The error message is actually telling you that it tried to boot via Ethernet and failed. This makes sense--to boot successfully from the fourth device in the boot list, PCI Lan, you'd have to have a boot server running on a local network.
This error message is useful to us not because it tells us it failed to boot from PCI Lan, but because it tells us it tried. That means it was unable to boot from all of the boot devices that are set before it in the list.
It makes sense that it didn't boot from USB--the Ubuntu live USB was disconnected, and you've reported that when it is connected, it boots. And it makes sense that it didn't boot from the CD/DVD drive--you probably didn't put a bootable disk in that drive.
The question is, why didn't it boot from the hard disk? We know the hard disk works, since it worked before, it worked when you installed, and you can access it from an Ubuntu live system. And it looks like the system was installed.

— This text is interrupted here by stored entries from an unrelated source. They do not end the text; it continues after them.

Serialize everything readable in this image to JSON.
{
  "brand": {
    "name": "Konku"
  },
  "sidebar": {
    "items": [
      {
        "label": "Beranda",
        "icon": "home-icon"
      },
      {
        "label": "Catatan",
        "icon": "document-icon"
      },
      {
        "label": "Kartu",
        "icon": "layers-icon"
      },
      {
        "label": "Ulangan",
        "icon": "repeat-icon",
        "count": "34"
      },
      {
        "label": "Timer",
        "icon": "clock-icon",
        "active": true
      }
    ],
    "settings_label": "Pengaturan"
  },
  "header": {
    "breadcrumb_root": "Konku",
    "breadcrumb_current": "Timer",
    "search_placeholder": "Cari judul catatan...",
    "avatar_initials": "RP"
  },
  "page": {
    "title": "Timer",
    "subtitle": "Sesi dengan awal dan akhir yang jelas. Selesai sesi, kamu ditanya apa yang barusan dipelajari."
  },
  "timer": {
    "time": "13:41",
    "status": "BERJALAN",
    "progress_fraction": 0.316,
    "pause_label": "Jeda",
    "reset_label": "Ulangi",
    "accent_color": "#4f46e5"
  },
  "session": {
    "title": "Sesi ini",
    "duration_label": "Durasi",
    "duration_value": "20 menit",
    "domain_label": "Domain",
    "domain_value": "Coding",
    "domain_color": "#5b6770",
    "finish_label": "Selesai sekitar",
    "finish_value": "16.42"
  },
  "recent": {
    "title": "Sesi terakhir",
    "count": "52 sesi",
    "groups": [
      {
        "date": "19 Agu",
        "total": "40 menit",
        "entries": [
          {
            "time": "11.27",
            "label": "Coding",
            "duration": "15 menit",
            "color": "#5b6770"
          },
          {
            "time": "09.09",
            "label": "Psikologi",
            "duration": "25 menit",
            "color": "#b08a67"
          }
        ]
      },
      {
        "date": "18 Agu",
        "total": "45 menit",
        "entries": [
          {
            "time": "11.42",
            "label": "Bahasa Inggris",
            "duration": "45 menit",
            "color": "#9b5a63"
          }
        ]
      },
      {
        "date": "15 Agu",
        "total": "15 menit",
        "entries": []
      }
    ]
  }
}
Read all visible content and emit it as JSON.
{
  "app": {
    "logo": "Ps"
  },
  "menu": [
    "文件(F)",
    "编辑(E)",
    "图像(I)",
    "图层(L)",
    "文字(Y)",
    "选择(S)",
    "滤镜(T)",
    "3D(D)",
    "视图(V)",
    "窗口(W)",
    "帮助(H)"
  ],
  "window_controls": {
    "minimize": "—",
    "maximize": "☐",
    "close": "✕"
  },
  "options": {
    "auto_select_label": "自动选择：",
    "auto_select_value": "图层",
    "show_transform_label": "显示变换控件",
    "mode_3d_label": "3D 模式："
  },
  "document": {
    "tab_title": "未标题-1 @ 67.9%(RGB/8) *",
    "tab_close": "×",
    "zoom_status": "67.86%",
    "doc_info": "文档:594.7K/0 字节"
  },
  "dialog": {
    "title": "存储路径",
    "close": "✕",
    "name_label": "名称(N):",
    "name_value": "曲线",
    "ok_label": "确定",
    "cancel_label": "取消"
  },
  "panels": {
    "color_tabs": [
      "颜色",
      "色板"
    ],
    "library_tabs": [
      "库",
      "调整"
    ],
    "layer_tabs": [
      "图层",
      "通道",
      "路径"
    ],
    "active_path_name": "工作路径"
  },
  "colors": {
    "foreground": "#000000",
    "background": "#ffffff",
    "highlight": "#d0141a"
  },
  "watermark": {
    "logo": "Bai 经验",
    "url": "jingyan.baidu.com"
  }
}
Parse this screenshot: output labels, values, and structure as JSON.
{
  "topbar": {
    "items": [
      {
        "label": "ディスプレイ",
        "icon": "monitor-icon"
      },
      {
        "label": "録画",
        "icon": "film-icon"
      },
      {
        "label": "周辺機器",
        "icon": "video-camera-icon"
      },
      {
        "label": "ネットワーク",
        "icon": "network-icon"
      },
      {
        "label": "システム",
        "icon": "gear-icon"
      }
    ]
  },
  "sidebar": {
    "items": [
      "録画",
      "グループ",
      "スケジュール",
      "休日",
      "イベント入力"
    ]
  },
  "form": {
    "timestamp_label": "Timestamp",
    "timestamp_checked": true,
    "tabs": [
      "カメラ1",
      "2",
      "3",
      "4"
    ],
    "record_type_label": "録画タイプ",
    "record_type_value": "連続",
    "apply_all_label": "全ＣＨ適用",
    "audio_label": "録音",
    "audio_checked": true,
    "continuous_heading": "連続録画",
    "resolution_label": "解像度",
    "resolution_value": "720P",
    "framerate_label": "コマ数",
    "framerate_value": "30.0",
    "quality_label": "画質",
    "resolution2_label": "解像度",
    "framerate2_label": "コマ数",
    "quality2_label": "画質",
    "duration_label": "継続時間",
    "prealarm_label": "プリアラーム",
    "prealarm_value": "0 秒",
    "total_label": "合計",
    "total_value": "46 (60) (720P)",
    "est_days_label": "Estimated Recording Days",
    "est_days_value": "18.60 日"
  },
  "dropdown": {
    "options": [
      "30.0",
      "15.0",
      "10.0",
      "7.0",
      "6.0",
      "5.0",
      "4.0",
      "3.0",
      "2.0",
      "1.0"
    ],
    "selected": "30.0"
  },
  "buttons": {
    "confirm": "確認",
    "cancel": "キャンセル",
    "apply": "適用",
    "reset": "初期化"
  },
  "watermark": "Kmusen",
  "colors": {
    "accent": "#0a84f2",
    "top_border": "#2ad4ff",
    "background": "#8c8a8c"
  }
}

For the BIOS to move down on the boot device list from the hard disk, the disk must have appeared not bootable at all. That is, the problem isn't that the installed operating system begins to start and has a problem. Rather, the installed operating system cannot even start. Its boot loader, GRUB, is nowhere to be found.
While most installations go without anything going wrong, this is actually one of the more common installation problems. It can occur if you manually tell the installer not to install GRUB to the master boot record of the first hard drive, if it identifies the first hard drive incorrectly (its idea of first isn't necessarily what the BIOS tries to boot first), if it thinks a suitable boot loader is already in place (and is wrong), and possibly for other reasons.
Reinstalling the GRUB2 boot loader to the master boot record of the drive that the BIOS is trying to boot almost always solves this problem. When someone with a working Ubuntu system installs a Windows system alongside Ubuntu, the Windows installer will overwrite the master boot record with its own boot loader, which does not detect and provide an option to boot Ubuntu. That's what your situation has in common with that of users who've just installed Windows beside Ubuntu.